Yogyakarta, 11 Juli 2018
Hai,
Dulu, kamu selalu menemani ceritaku. Bahkan ketika kamu sedang mengantuk, kamu sedang lelah, kamu akan membuat kopi agar bisa menemaniku begadang meski hanya melalui telepon. Padahal, apa yang kuceritakan sering kali tidaklah penting dan aku ulang-ulang. Aku hanya tidak bisa tidur dan ingin ada orang yang menemaniku. Tetapi kamu, seseorang yang sebenarnya tidak suka begadang, selalu bersedia menjadi orang itu, yang (terpaksa) mau begadang menemani aku.
Dulu, kamu selalu datang kapan pun aku membutuhkanmu. Aku tidak tau kamu memiliki kekuatan apa. Karena apa pun masalahku, ketika melihatmu datang, aku selalu merasa lega. Ya, walaupun kamu belum berkata apa pun, melihatmu saja aku sudah merasa lega. Kamu juga rela mendengar ceritaku tentang dia. Seseorang yang membuatku tergila-gila sekaligus terluka pada waktu yang sama. Kamu kemudian akan menyediakan bahumu untuk kepalaku bersandar, menghapus air mataku pelan dan mulai mengeluarkan jurus andalanmu untuk memunculkan tawaku, lelucon garingmu. Yang membuatku tertawa bukan kelucuannya. Tapi karena begitu berusahanya kamu menceritakan hal yang lucu, dengan muka datar karena kamu memang tak panda merangkai kata. Itu garing. Tapi aku menyukainya.
Sekarang juga kamu masih seperti itu, menyediakan bahumu. Tapi, bahumu berbeda, dingin, tidak sehangat dulu ketika masih mencintaiku. Tidak sehangat dulu ketika kamu masih bersedia menungguku meski aku tergila-gila pada lelaki yang sudah berkali-kali menyakitiku.
Sekarang, terlanjur kamu yang menganggap teman biasa karena sudah ada seseorang di sampingmu dan itu bukan aku. Kamu sudah melepaskan, yang akhirnya kamu malah mendapatkan. Dan aku perhatikan, gadis itu malah jauh lebih menarik dan menyenangkan daripada aku. Kamu beruntung, gadia itu juga sangat beruntung.
Dulu, kamu pernah mencintaiku seperti kamu mencintai gadis itu. Salahku, aku yang tidak peduli, tidak peka, dan melakukan kebodohan dengan memuja seseorang yang sebenarnya memiliki ego terlalu besar untuk memikirkan bahagiaku. Sementara ada kamu, yang selalu memikirkan bahagiaku, tertutup keberadaannya karena aku hanya memperhatikan dia saja.
Pasti sekarang gadis yang bersamamu itu, sedang sangat bahagia. Karena kamu selalu ada untuknya, dan selalu menjaga bahagianya, selalu menjaga senyumnya.

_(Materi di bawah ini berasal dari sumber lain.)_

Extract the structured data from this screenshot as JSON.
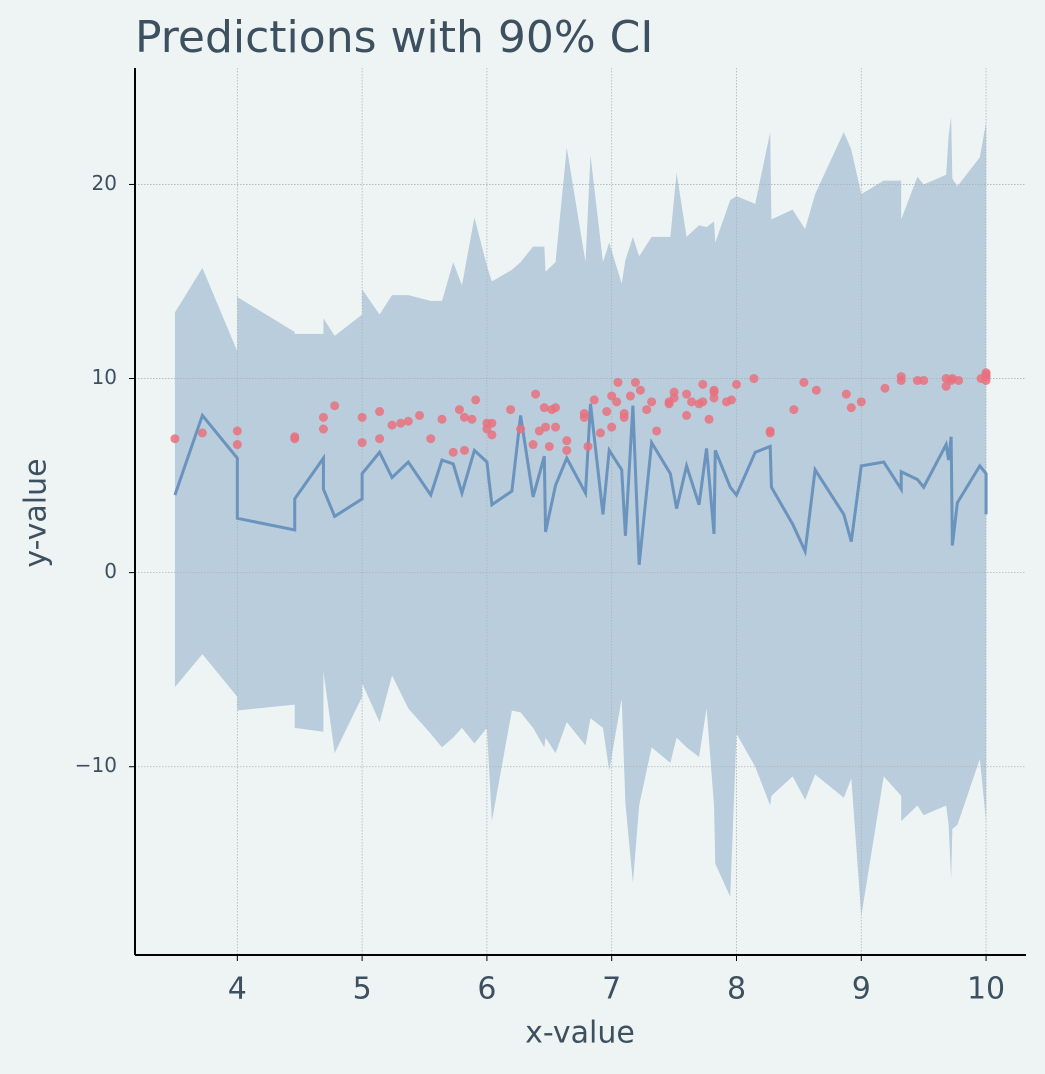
{
  "chart_data": {
    "type": "line",
    "title": "Predictions with 90% CI",
    "xlabel": "x-value",
    "ylabel": "y-value",
    "x": [
      3.5,
      3.72,
      4.0,
      4.0,
      4.46,
      4.46,
      4.69,
      4.69,
      4.78,
      5.0,
      5.0,
      5.14,
      5.24,
      5.37,
      5.55,
      5.64,
      5.73,
      5.8,
      5.9,
      6.0,
      6.04,
      6.2,
      6.27,
      6.37,
      6.46,
      6.47,
      6.55,
      6.64,
      6.79,
      6.83,
      6.93,
      6.98,
      7.08,
      7.11,
      7.17,
      7.22,
      7.32,
      7.47,
      7.52,
      7.6,
      7.7,
      7.76,
      7.82,
      7.83,
      7.95,
      8.0,
      8.15,
      8.27,
      8.28,
      8.45,
      8.55,
      8.63,
      8.86,
      8.92,
      9.0,
      9.18,
      9.32,
      9.32,
      9.45,
      9.5,
      9.68,
      9.7,
      9.72,
      9.73,
      9.77,
      9.95,
      10.0,
      10.0
    ],
    "values": [
      4.0,
      8.1,
      5.9,
      2.8,
      2.2,
      3.8,
      5.9,
      4.3,
      2.9,
      3.8,
      5.1,
      6.2,
      4.9,
      5.7,
      4.0,
      5.8,
      5.6,
      4.1,
      6.3,
      5.7,
      3.5,
      4.2,
      8.1,
      3.9,
      6.0,
      2.1,
      4.5,
      5.9,
      4.1,
      8.7,
      3.0,
      6.3,
      5.3,
      1.9,
      8.6,
      0.4,
      6.7,
      5.1,
      3.3,
      5.5,
      3.5,
      6.4,
      2.0,
      6.3,
      4.4,
      4.0,
      6.2,
      6.5,
      4.4,
      2.5,
      1.1,
      5.3,
      3.0,
      1.6,
      5.5,
      5.7,
      4.3,
      5.2,
      4.8,
      4.4,
      6.6,
      5.8,
      7.0,
      1.4,
      3.6,
      5.5,
      5.1,
      3.0
    ],
    "ci_lower": [
      -5.9,
      -4.2,
      -6.4,
      -7.1,
      -6.8,
      -8.0,
      -8.2,
      -5.1,
      -9.3,
      -6.4,
      -5.7,
      -7.7,
      -5.3,
      -7.0,
      -8.3,
      -9.0,
      -8.5,
      -8.0,
      -8.8,
      -8.0,
      -12.8,
      -7.1,
      -7.2,
      -8.0,
      -9.0,
      -8.5,
      -9.3,
      -7.7,
      -8.9,
      -7.5,
      -8.0,
      -10.2,
      -6.5,
      -11.9,
      -16.0,
      -12.0,
      -9.0,
      -9.8,
      -8.5,
      -9.0,
      -9.5,
      -7.0,
      -12.0,
      -15.0,
      -16.7,
      -8.3,
      -10.0,
      -12.0,
      -11.5,
      -10.5,
      -11.7,
      -10.4,
      -11.6,
      -10.6,
      -17.7,
      -10.5,
      -11.5,
      -12.8,
      -12.0,
      -12.5,
      -12.0,
      -13.0,
      -15.8,
      -13.2,
      -13.0,
      -9.6,
      -12.8,
      -12.8
    ],
    "ci_upper": [
      13.4,
      15.7,
      11.4,
      14.2,
      12.4,
      12.3,
      12.3,
      13.1,
      12.2,
      13.3,
      14.6,
      13.3,
      14.3,
      14.3,
      14.0,
      14.0,
      16.0,
      14.8,
      18.3,
      15.8,
      15.0,
      15.6,
      16.0,
      16.8,
      16.8,
      15.5,
      16.0,
      21.9,
      16.0,
      21.5,
      16.0,
      17.0,
      14.9,
      16.1,
      17.3,
      16.3,
      17.3,
      17.3,
      20.6,
      17.3,
      17.9,
      17.8,
      18.1,
      17.0,
      19.2,
      19.4,
      19.0,
      22.7,
      18.2,
      18.7,
      17.7,
      19.5,
      22.7,
      21.8,
      19.5,
      20.2,
      20.2,
      18.2,
      20.4,
      20.0,
      20.5,
      22.5,
      23.5,
      20.3,
      19.9,
      21.4,
      23.2,
      23.2
    ],
    "color": "#6a93bd",
    "band_color": "#b9cddc",
    "scatter": {
      "color": "#e8717f",
      "x": [
        3.5,
        3.72,
        4.0,
        4.0,
        4.46,
        4.46,
        4.69,
        4.69,
        4.78,
        5.0,
        5.0,
        5.14,
        5.14,
        5.24,
        5.31,
        5.37,
        5.46,
        5.55,
        5.64,
        5.73,
        5.78,
        5.82,
        5.82,
        5.88,
        5.91,
        6.0,
        6.0,
        6.04,
        6.04,
        6.19,
        6.27,
        6.37,
        6.39,
        6.42,
        6.46,
        6.47,
        6.5,
        6.52,
        6.55,
        6.55,
        6.64,
        6.64,
        6.78,
        6.78,
        6.81,
        6.86,
        6.91,
        6.96,
        7.0,
        7.0,
        7.04,
        7.05,
        7.1,
        7.1,
        7.15,
        7.19,
        7.23,
        7.28,
        7.32,
        7.36,
        7.46,
        7.46,
        7.5,
        7.5,
        7.6,
        7.6,
        7.64,
        7.7,
        7.73,
        7.73,
        7.78,
        7.82,
        7.82,
        7.82,
        7.92,
        7.96,
        8.0,
        8.14,
        8.27,
        8.27,
        8.46,
        8.54,
        8.64,
        8.88,
        8.92,
        9.0,
        9.19,
        9.32,
        9.32,
        9.45,
        9.5,
        9.68,
        9.68,
        9.72,
        9.73,
        9.78,
        9.96,
        10.0,
        10.0,
        10.0,
        10.0
      ],
      "y": [
        6.9,
        7.2,
        7.3,
        6.6,
        7.0,
        6.9,
        8.0,
        7.4,
        8.6,
        8.0,
        6.7,
        8.3,
        6.9,
        7.6,
        7.7,
        7.8,
        8.1,
        6.9,
        7.9,
        6.2,
        8.4,
        8.0,
        6.3,
        7.9,
        8.9,
        7.7,
        7.4,
        7.7,
        7.1,
        8.4,
        7.4,
        6.6,
        9.2,
        7.3,
        8.5,
        7.5,
        6.5,
        8.4,
        8.5,
        7.5,
        6.3,
        6.8,
        8.2,
        8.0,
        6.5,
        8.9,
        7.2,
        8.3,
        9.1,
        7.5,
        8.8,
        9.8,
        8.2,
        8.0,
        9.1,
        9.8,
        9.4,
        8.4,
        8.8,
        7.3,
        8.8,
        8.7,
        9.3,
        9.0,
        9.2,
        8.1,
        8.8,
        8.7,
        9.7,
        8.8,
        7.9,
        9.4,
        9.3,
        9.0,
        8.8,
        8.9,
        9.7,
        10.0,
        7.3,
        7.2,
        8.4,
        9.8,
        9.4,
        9.2,
        8.5,
        8.8,
        9.5,
        10.1,
        9.9,
        9.9,
        9.9,
        10.0,
        9.6,
        9.9,
        10.0,
        9.9,
        10.0,
        10.3,
        10.1,
        9.9,
        10.2
      ]
    },
    "xlim": [
      3.18,
      10.32
    ],
    "ylim": [
      -19.7,
      26
    ],
    "xticks": [
      4,
      5,
      6,
      7,
      8,
      9,
      10
    ],
    "yticks": [
      {
        "value": -10,
        "label": "−10"
      },
      0,
      10,
      20
    ],
    "grid": true
  }
}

Aku masih ingat, tadi malam kamu bilang, "Bahuku malam ini masih boleh untuk tempat bersandar kepalamu. Tapi lain kali sudah tidak lagi. Ada hati seseorang yang harus kujaga. Kedekatan dua orang, tidak harus dilambangkan dengan sentuhan badan. Memang tidak akan terjadi apa-apa, tapi kika itu bisa melukai pasangannya, kenapa harus dilakukan? Jadi, lain kali mungkin tidak akan ada bahuku lagi. Tapi aku masih bisa menemanimu bercerita. Meski waktuku tidak lagi bebas seperti dulu. Tenang saja aku masih akan tetap mendengar ceritamu."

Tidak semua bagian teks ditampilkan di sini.